In his final analysis, Boaz said the biggest safety factor was the wholesale evacuation of Healdsburg and the surrounding communities. 

“There is no question in my mind that had we not evacuated the city of Healdsburg and the town of Windsor that the outcome would have been a lot different,” he said.

Municipal movements

Following almost a decade of urban planning and citizen input, the 208-unit Mill District mixed use project was approved on the former NuForest Lumber Mill site at the southern entrance to the city. With most demolition now completed, work will begin later in 2020. The 9.5 acre site will include a 53-room luxury hotel, new retail affordable and mixed-price housing geared for local workers and families and generous open and green spaces fronting the nearby rail line and river front. The project is being led by Replay Destinations with offices in Vancouver, British Columbia, Scottsdale Arizona and Hawaii. Full build-out of the Mill District is not expected until 2031.

During the many years of planning hearings and city council sessions, there was much “pushing and pulling” on eventual unit totals, designs, street frontage elements and the project’s potential economic benefits and impacts to the community. At one point, Vice Mayor Leah Gold (now mayor), said the site was a missed opportunity in several ways. She said she hoped the city “will do better” on future projects. She said final points in the development agreement did not include several of the collected public’s suggestions and opinions.

Up north

The North Entry Area Plan (NEAP) was approved by the city council in May. It includes a 130 unit hotel and 200 residential units of mixed costs on 18 acres owned by Southern California-based Comstock Healdsburg LLC. (The site is the former Boise Cascade lumber facility.)

The project concept was approved by the city council on May 20. In August, California River Watch filed a lawsuit claiming the project’s Environmental Impact Report was insufficient. A final court ruling is pending.

Meanwhile, directly adjacent to the North Healdsburg Avenue location, site work continues on the Montage (Saggio Hills) companion project. The two major urban additions to Healdsburg’s environs were closely aligned by city planning to form a new northern entrance to the city.
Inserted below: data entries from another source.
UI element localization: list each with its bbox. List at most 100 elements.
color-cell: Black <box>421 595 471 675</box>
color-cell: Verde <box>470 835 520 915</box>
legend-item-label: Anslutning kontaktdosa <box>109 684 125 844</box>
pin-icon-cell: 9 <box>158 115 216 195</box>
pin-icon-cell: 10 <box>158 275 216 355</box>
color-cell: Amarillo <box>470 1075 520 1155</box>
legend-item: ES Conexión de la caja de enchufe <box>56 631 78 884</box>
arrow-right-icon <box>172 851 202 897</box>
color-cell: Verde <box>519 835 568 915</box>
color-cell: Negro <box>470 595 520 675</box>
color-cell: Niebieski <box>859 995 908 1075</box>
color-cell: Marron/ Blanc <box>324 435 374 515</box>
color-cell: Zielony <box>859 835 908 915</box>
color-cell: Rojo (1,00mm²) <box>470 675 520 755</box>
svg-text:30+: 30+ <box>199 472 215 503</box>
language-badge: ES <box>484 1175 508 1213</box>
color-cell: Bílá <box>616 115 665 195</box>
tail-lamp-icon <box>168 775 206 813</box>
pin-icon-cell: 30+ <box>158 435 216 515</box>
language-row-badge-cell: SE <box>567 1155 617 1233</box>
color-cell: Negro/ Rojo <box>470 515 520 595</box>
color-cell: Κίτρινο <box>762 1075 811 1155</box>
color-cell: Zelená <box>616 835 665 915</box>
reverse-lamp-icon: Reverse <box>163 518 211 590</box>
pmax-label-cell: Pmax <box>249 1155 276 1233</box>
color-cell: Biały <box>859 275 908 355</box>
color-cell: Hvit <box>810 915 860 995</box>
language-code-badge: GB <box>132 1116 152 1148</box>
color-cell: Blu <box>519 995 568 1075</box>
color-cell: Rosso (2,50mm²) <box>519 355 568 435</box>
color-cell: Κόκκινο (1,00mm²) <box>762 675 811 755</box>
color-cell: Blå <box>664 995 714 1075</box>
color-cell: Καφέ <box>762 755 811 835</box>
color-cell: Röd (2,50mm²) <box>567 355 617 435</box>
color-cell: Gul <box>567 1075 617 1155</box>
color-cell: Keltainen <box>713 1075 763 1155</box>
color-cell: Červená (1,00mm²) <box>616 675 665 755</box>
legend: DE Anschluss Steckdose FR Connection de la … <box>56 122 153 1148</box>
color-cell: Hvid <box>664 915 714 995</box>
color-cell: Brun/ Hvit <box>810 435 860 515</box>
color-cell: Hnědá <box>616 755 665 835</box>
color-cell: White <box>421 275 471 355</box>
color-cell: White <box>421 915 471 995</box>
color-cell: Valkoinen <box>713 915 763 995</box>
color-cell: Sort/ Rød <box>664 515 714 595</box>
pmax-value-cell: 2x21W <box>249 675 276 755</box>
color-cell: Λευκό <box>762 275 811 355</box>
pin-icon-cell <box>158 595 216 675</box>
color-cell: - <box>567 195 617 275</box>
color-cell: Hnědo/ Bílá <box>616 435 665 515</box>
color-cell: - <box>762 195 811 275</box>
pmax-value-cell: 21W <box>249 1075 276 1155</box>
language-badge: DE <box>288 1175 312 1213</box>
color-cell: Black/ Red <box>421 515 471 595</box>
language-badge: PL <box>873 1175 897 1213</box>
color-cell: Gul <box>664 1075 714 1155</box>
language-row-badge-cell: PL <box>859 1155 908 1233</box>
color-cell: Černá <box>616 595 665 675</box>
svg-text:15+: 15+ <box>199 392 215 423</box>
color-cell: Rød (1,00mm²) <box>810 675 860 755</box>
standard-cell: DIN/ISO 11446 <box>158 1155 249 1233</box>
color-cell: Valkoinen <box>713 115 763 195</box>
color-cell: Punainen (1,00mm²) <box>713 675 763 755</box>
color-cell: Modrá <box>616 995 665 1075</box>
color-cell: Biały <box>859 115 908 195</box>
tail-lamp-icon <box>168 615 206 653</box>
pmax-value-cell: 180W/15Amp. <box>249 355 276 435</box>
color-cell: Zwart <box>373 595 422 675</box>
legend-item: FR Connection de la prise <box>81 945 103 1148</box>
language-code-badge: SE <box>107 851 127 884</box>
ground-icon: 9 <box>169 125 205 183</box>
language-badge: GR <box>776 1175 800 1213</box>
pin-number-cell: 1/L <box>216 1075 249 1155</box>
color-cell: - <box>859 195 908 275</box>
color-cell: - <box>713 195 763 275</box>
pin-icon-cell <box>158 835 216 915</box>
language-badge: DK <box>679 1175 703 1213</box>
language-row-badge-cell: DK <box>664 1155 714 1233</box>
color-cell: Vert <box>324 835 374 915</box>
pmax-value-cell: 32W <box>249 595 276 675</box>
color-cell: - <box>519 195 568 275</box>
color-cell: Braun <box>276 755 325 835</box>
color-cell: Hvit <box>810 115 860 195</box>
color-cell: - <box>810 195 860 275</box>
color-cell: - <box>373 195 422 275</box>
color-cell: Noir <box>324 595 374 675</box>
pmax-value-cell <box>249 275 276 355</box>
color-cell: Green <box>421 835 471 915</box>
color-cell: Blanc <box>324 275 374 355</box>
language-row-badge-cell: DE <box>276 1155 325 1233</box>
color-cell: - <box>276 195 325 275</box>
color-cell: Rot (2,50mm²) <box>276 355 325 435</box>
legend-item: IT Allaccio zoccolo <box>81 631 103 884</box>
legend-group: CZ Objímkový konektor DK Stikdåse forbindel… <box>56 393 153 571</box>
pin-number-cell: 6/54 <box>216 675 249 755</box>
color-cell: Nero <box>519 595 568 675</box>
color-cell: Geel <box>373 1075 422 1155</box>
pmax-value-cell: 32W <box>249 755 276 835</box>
The Montage project is much larger, including 258 acres, just north of the Parkland Farms residential community. It provides for a development of a 130-unit resort hotel, 70 resort residences, a community park, public and private open space and trails, a pump station and a city fire substation.

Healdsburg 2040

The Mill District, Montage and NEAP expansions to Healdsburg’s development footprint will continue to be watched and commented on by community members of the Healdsburg 2040 citizens organization. Born from the 2018 Sustainable Design Assessment Team visit of American Institute of Architects (AIA), the Healdsburg 2040 teams have been attempting to coordinate their long-term community visions with official city government policies and strategies.
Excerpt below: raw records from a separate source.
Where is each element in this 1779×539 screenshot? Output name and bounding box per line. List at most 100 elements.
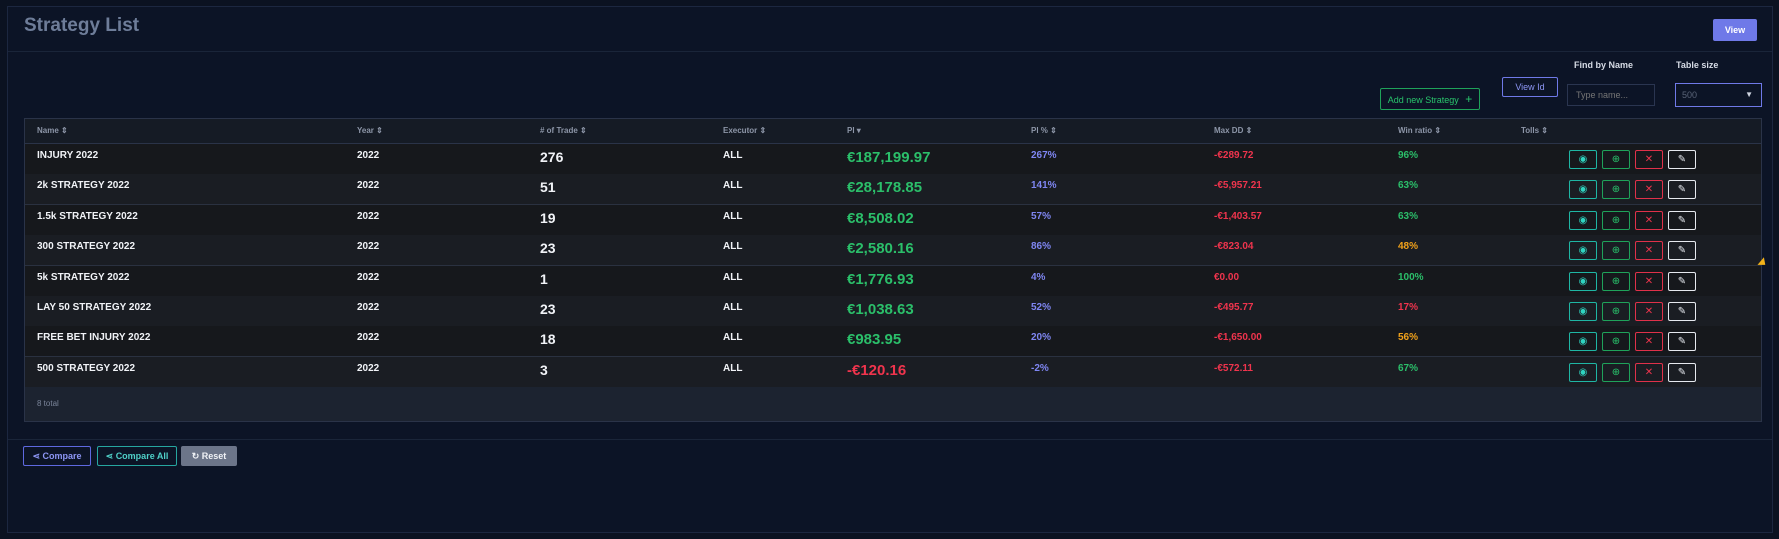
close-icon: ✕ — [1644, 154, 1654, 165]
view-strategy-button[interactable]: ◉ — [1569, 210, 1597, 230]
edit-button[interactable]: ✎ — [1668, 150, 1696, 169]
executor: ALL — [723, 302, 743, 313]
plus-icon: + — [1465, 92, 1473, 106]
view-strategy-button[interactable]: ◉ — [1569, 150, 1597, 169]
col-pl-pct[interactable]: Pl % ⇕ — [1031, 126, 1057, 135]
delete-button[interactable]: ✕ — [1635, 180, 1663, 200]
compare-label: Compare — [42, 451, 82, 461]
pl-percent: 267% — [1031, 150, 1057, 161]
col-max-dd[interactable]: Max DD ⇕ — [1214, 126, 1253, 135]
compare-all-label: Compare All — [115, 451, 169, 461]
col-name[interactable]: Name ⇕ — [37, 126, 68, 135]
trade-count: 1 — [540, 270, 548, 287]
view-strategy-button[interactable]: ◉ — [1569, 332, 1597, 352]
edit-button[interactable]: ✎ — [1668, 180, 1696, 200]
edit-button[interactable]: ✎ — [1668, 271, 1696, 291]
strategy-name: FREE BET INJURY 2022 — [37, 332, 151, 344]
view-strategy-button[interactable]: ◉ — [1569, 241, 1597, 261]
add-button[interactable]: ⊕ — [1602, 150, 1630, 169]
delete-button[interactable]: ✕ — [1635, 150, 1663, 169]
add-strategy-button[interactable]: Add new Strategy + — [1380, 88, 1480, 110]
executor: ALL — [723, 332, 743, 344]
pl-percent: 52% — [1031, 302, 1052, 313]
view-strategy-button[interactable]: ◉ — [1569, 180, 1597, 200]
add-button[interactable]: ⊕ — [1602, 302, 1630, 321]
find-by-name-label: Find by Name — [1574, 60, 1634, 70]
edit-button[interactable]: ✎ — [1668, 210, 1696, 230]
strategy-year: 2022 — [357, 332, 380, 344]
win-ratio: 63% — [1398, 180, 1419, 192]
edit-icon: ✎ — [1677, 214, 1687, 226]
edit-button[interactable]: ✎ — [1668, 302, 1696, 321]
col-executor[interactable]: Executor ⇕ — [723, 126, 767, 135]
share-icon: ⋖ — [105, 451, 114, 461]
find-by-name-input[interactable] — [1567, 84, 1655, 106]
delete-button[interactable]: ✕ — [1635, 302, 1663, 321]
pl-value: -€120.16 — [847, 361, 907, 379]
compare-button[interactable]: ⋖ Compare — [23, 446, 91, 466]
delete-button[interactable]: ✕ — [1635, 241, 1663, 261]
add-button[interactable]: ⊕ — [1602, 180, 1630, 200]
col-year[interactable]: Year ⇕ — [357, 126, 383, 135]
trade-count: 19 — [540, 209, 556, 226]
strategy-name: INJURY 2022 — [37, 150, 99, 161]
close-icon: ✕ — [1644, 336, 1654, 348]
view-strategy-button[interactable]: ◉ — [1569, 362, 1597, 382]
add-button[interactable]: ⊕ — [1602, 210, 1630, 230]
table-header: Name ⇕ Year ⇕ # of Trade ⇕ Executor ⇕ Pl… — [25, 119, 1761, 144]
close-icon: ✕ — [1644, 275, 1654, 287]
share-icon: ⋖ — [32, 451, 40, 461]
view-button[interactable]: View — [1713, 19, 1757, 41]
strategy-name: 2k STRATEGY 2022 — [37, 180, 130, 192]
strategy-year: 2022 — [357, 241, 380, 253]
add-button[interactable]: ⊕ — [1602, 271, 1630, 291]
header-divider — [8, 51, 1772, 52]
strategy-name: 5k STRATEGY 2022 — [37, 271, 130, 283]
executor: ALL — [723, 210, 743, 222]
max-drawdown: €0.00 — [1214, 271, 1240, 283]
col-win-ratio[interactable]: Win ratio ⇕ — [1398, 126, 1442, 135]
col-trades[interactable]: # of Trade ⇕ — [540, 126, 587, 135]
add-button[interactable]: ⊕ — [1602, 241, 1630, 261]
edit-button[interactable]: ✎ — [1668, 362, 1696, 382]
pl-value: €8,508.02 — [847, 209, 914, 227]
pl-value: €1,038.63 — [847, 301, 914, 318]
view-strategy-button[interactable]: ◉ — [1569, 302, 1597, 321]
eye-icon: ◉ — [1578, 214, 1588, 226]
close-icon: ✕ — [1644, 245, 1654, 257]
edit-button[interactable]: ✎ — [1668, 241, 1696, 261]
table-size-select[interactable]: 500 ▼ — [1675, 83, 1762, 107]
executor: ALL — [723, 241, 743, 253]
win-ratio: 17% — [1398, 302, 1419, 313]
col-pl[interactable]: Pl ▾ — [847, 126, 861, 135]
view-strategy-button[interactable]: ◉ — [1569, 271, 1597, 291]
edit-icon: ✎ — [1677, 336, 1687, 348]
eye-icon: ◉ — [1578, 336, 1588, 348]
add-button[interactable]: ⊕ — [1602, 362, 1630, 382]
win-ratio: 67% — [1398, 362, 1419, 374]
edit-button[interactable]: ✎ — [1668, 332, 1696, 352]
strategy-year: 2022 — [357, 302, 380, 313]
plus-circle-icon: ⊕ — [1611, 366, 1621, 378]
delete-button[interactable]: ✕ — [1635, 210, 1663, 230]
win-ratio: 100% — [1398, 271, 1424, 283]
win-ratio: 96% — [1398, 150, 1419, 161]
delete-button[interactable]: ✕ — [1635, 362, 1663, 382]
win-ratio: 56% — [1398, 332, 1419, 344]
strategy-name: 300 STRATEGY 2022 — [37, 241, 136, 253]
edit-icon: ✎ — [1677, 245, 1687, 257]
reset-button[interactable]: ↻ Reset — [181, 446, 237, 466]
delete-button[interactable]: ✕ — [1635, 271, 1663, 291]
add-strategy-label: Add new Strategy — [1387, 95, 1459, 105]
max-drawdown: -€572.11 — [1214, 362, 1253, 374]
eye-icon: ◉ — [1578, 306, 1588, 317]
compare-all-button[interactable]: ⋖ Compare All — [97, 446, 177, 466]
chevron-down-icon: ▼ — [1745, 90, 1753, 99]
add-button[interactable]: ⊕ — [1602, 332, 1630, 352]
close-icon: ✕ — [1644, 184, 1654, 196]
view-id-button[interactable]: View Id — [1502, 77, 1558, 97]
pl-percent: 141% — [1031, 180, 1057, 192]
col-tolls[interactable]: Tolls ⇕ — [1521, 126, 1549, 135]
pl-value: €187,199.97 — [847, 149, 931, 166]
delete-button[interactable]: ✕ — [1635, 332, 1663, 352]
 During 2020, some of these focuses will continue to be about worker housing, arts and culture opportunities, parks and pedestrian and neighborhood “connectivity” opportunities. The Healdsburg 2040 Stratgetic Initiatives and Goals for 

2020-25 are viewable at

GMO Vote in March

One topic of interest to Healdsburg 2040 members and others will be the March vote on affirmation or possible changes to the city’s Growth Management Ordinance (GMO). In October, Housing Administrator Stephen Sotomayor presented a variety of options to change the GMO. They included making for sale units subject to the GMO, using a percentage to split for sale and for rent units, eliminating the GMO or keeping as is. These could possibly increase the amount of income-restricted units, Sotomayor said.
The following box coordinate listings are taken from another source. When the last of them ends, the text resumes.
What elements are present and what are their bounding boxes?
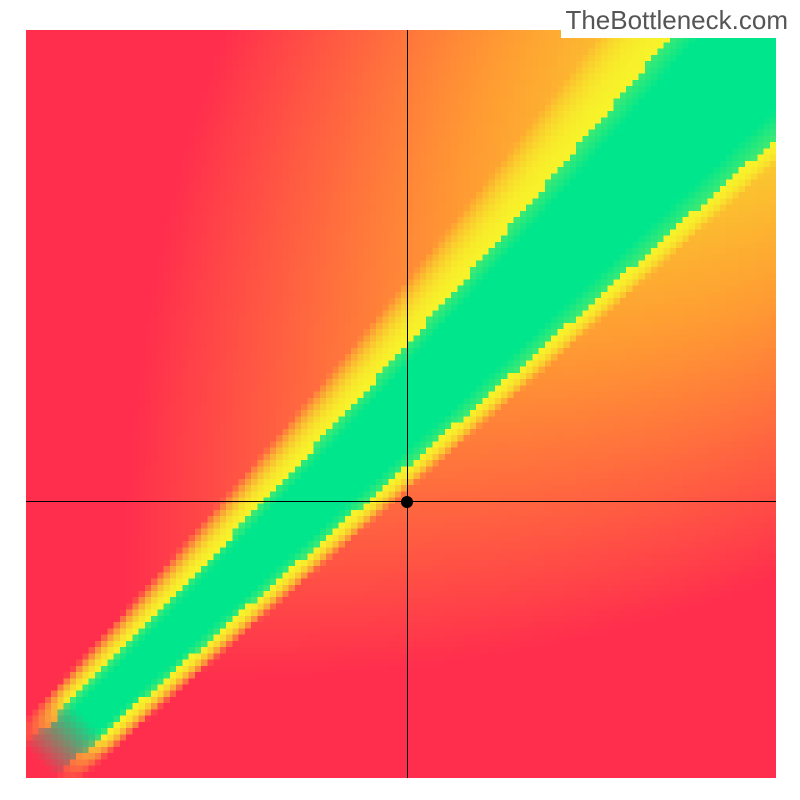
bottleneck-heatmap xyxy=(26,30,776,778)
crosshair-vertical xyxy=(407,30,408,778)
crosshair-horizontal xyxy=(26,501,776,502)
chart-container: TheBottleneck.com xyxy=(0,0,800,800)
watermark-text: TheBottleneck.com xyxy=(561,3,792,38)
The draft ballot language currently reads: “Shall the city of Healdsburg Growth Management Ordinance be amended to permit the currently allowed average of 50 units per year of multifamily, income-restricted rental housing as authorized by the voters in 2018 also be offered for sale?”

Final certification by the Registrar of Voters has not been forwarded to the city at this time, but is viewed as not likely to change.